Она с усилием двинулась дальше, но афиша держала её, возвращала взгляд, замедляла шаги. А затем ей стало казаться, что кто-то идёт рядом с ней по улице, кто-то смеётся над ней, едва не касаясь её обессилевшей, отяжелевшей руки. Кто-то… она огляделась. Но увидела только случайных прохожих, ничтожных, как капли дождя, пролетавшие мимо.
Но кто же тогда следит за ней неотступно? Чьи шаги шелестят по пылающей мантии осени?
Словно невидимые ангелы взлетают над низкими крышами, над умирающими влажными деревьями. Но разве ангелы смеются так жестоко? И разве они пахнут сыростью, пеплом и кровью?
Кровь… Афиша… красное на чёрном… или чёрное на красном? Она не помнила.
Тени кружили вокруг, издеваясь, плясали по небу, по мостовой, по стенам домов. Странно, они не мешали идти, напротив, как будто толкали её, принуждая двигаться дальше, почти что тянули за платье и за волосы.
Нет, тени исчезли, их не было вовсе. Просто пьяный осенний воздух и темнота, ползущая из-за углов. Темнота… но почему так темно, ведь ещё совсем рано? Нет, не темно, ей показалось. Это иллюзия. Мир иллюзий – так там было написано, верно? Карнавал… Какое ей дело до карнавала, разве она малый ребёнок? Всё это вздор, ей пора. Пора к её тайне, к той, которая ждёт… но не её, не Матильду. Пора к Шарлотте.
Шарлотта…
2
Матильда увидела Шарлотту ещё с улицы. Сразу. Как всегда. Как вчера, как неделю назад – как год – или три – или десять…

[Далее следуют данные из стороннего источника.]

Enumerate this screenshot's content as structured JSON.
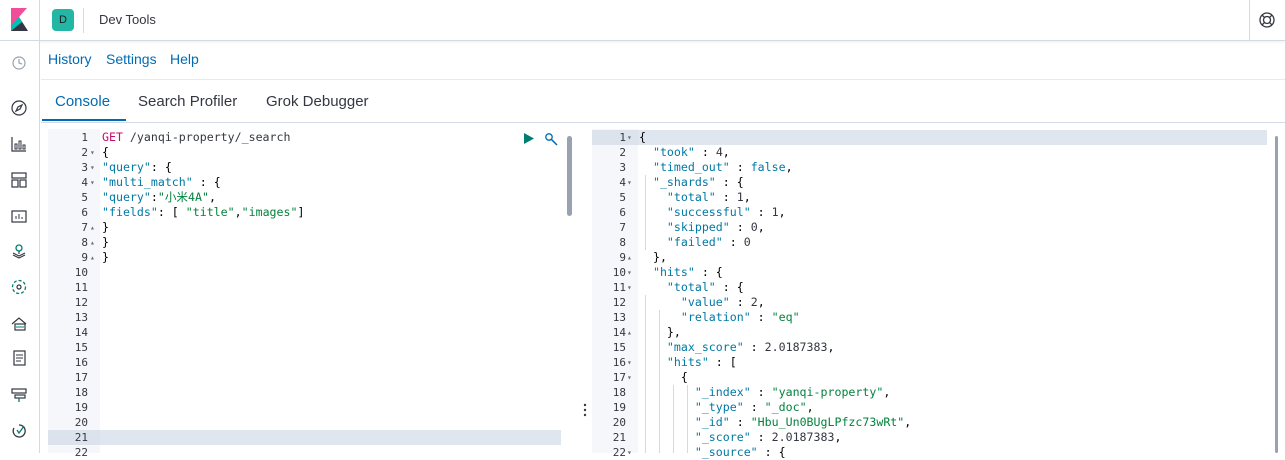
{
  "header": {
    "space_initial": "D",
    "app_title": "Dev Tools"
  },
  "menu": {
    "history": "History",
    "settings": "Settings",
    "help": "Help"
  },
  "tabs": [
    "Console",
    "Search Profiler",
    "Grok Debugger"
  ],
  "sidebar_icons": [
    "clock-icon",
    "compass-icon",
    "visualize-icon",
    "dashboard-icon",
    "canvas-icon",
    "maps-icon",
    "ml-icon",
    "infrastructure-icon",
    "logs-icon",
    "apm-icon",
    "uptime-icon"
  ],
  "request": {
    "method": "GET",
    "path": " /yanqi-property/_search",
    "lines": [
      "{",
      "\"query\": {",
      "\"multi_match\" : {",
      "\"query\":\"小米4A\",",
      "\"fields\": [ \"title\",\"images\"]",
      "}",
      "}",
      "}"
    ],
    "line_numbers": [
      "1",
      "2",
      "3",
      "4",
      "5",
      "6",
      "7",
      "8",
      "9",
      "10",
      "11",
      "12",
      "13",
      "14",
      "15",
      "16",
      "17",
      "18",
      "19",
      "20",
      "21",
      "22"
    ]
  },
  "response": {
    "lines": [
      "{",
      "  \"took\" : 4,",
      "  \"timed_out\" : false,",
      "  \"_shards\" : {",
      "    \"total\" : 1,",
      "    \"successful\" : 1,",
      "    \"skipped\" : 0,",
      "    \"failed\" : 0",
      "  },",
      "  \"hits\" : {",
      "    \"total\" : {",
      "      \"value\" : 2,",
      "      \"relation\" : \"eq\"",
      "    },",
      "    \"max_score\" : 2.0187383,",
      "    \"hits\" : [",
      "      {",
      "        \"_index\" : \"yanqi-property\",",
      "        \"_type\" : \"_doc\",",
      "        \"_id\" : \"Hbu_Un0BUgLPfzc73wRt\",",
      "        \"_score\" : 2.0187383,",
      "        \"_source\" : {"
    ],
    "line_numbers": [
      "1",
      "2",
      "3",
      "4",
      "5",
      "6",
      "7",
      "8",
      "9",
      "10",
      "11",
      "12",
      "13",
      "14",
      "15",
      "16",
      "17",
      "18",
      "19",
      "20",
      "21",
      "22"
    ]
  },
  "colors": {
    "accent": "#006bb4",
    "string": "#00833c",
    "key": "#0079a5",
    "method": "#c80a68",
    "run": "#017d73"
  }
}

Рассохшаяся рама фонарного окна – и в ней – картина? Нет, застеколье поглощало краски, выпивало жизненные соки. Всего лишь рисунок тушью по стеклу – склонённые плечи; острый, как жало, подбородок; пышная тень волос.

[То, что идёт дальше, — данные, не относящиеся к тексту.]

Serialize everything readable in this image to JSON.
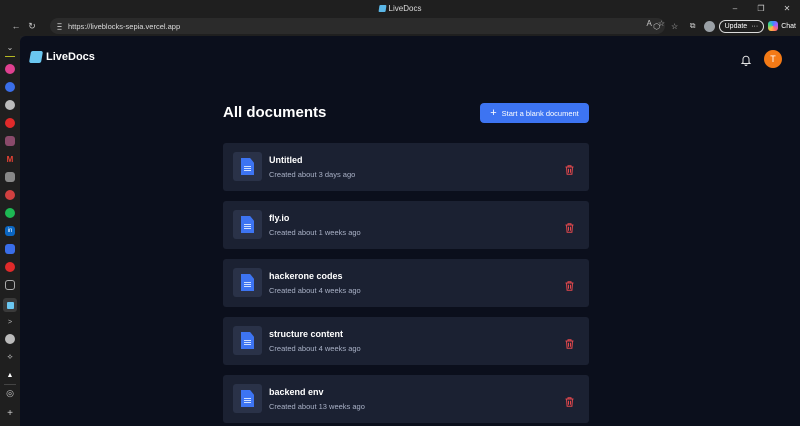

Заметила ли она Матильду? Трудно сказать. Быть может, да, но, скорее, нет. Как-то Матильда пыталась смотреть в окно вместе с ней – и поняла, что Шарлотта не видит то, что видят другие. Ни собаку, с жирной и чёрной лохматой спиной, деловито бежавшую вдоль тротуара. Ни пожилого джентльмена с тростью и роскошными белыми усами, приподнявшего галантно котелок при виде двух юных особ в окне. Матильда ему улыбнулась; Шарлота смотрела, сощурившись, сквозь него, как будто он был досадной помехой. Влюблённая парочка, намертво сплетённая, медленно прошествовала мимо, клонясь то и дело к каждой стене. Шарлотта мазнула их лёгким взглядом и губы её – вернее, лишь левый угол, – искривило презрение.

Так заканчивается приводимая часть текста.